Sorte d’Emma Bovary d’un vingtième siècle débutant, Victoire de Boisvaillant cède avec répugnance aux assauts conjugaux d’Anselme, son mari, notaire. Quand elle découvre que Céleste, la jeune bonne, est enceinte des oeuvres.. notariales, elle décide d’en endosser la maternité par procuration.
« Céleste pousse de toutes ses forces la vie hors d’elle. Point de rideaux, point d’enfants curieux. Un silence qui se fraie dans son âme. Le silence qui précède la vie, le même, exactement le même que celui qui précède la mort, celui de l’être, de la pleine conscience.«
Explorant sans tabou le rapport féminin au corps et à la maternité, la narratrice en prolonge la complexité d’une projection identitaire et d’une homosexualité fusionnelle: enfant de deux mères, le petit Adrien devient l’enjeu de leur révélation à l’Amour, d’une sorte de trio amoureux et charnel dont l’homme est singulièrement exclu. Un amour qui rime avec liberté et pêché en une Belle époque qui trépigne à sortir de son carcan.

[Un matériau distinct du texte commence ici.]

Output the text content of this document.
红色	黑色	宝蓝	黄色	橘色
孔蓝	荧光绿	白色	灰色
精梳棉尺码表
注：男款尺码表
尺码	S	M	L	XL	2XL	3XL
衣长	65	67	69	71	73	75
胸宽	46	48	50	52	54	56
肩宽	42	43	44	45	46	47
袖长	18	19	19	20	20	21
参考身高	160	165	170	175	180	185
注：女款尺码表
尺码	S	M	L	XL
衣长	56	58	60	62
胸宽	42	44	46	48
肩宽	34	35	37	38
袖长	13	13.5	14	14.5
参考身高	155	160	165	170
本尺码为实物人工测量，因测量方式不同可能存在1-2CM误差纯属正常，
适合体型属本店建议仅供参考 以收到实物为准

« Elle m’a donné un fils, elle lui a donné la force de vivre quand je n’arrivais même pas à le prendre dans mes bras. Elle m’a prise dans les siens alors que je ne savais même pas que j’étais en vie, que j’étais incapable de sentiments, d’émotions. Je ne savais rien avant elle. Elle m’a tout donné en silence.. »
Flaubertienne dans son écriture, son sens de la scène et la méticulosité de ses descriptions, Léonor de Récondo fustige pareillement les esprits bien pensants.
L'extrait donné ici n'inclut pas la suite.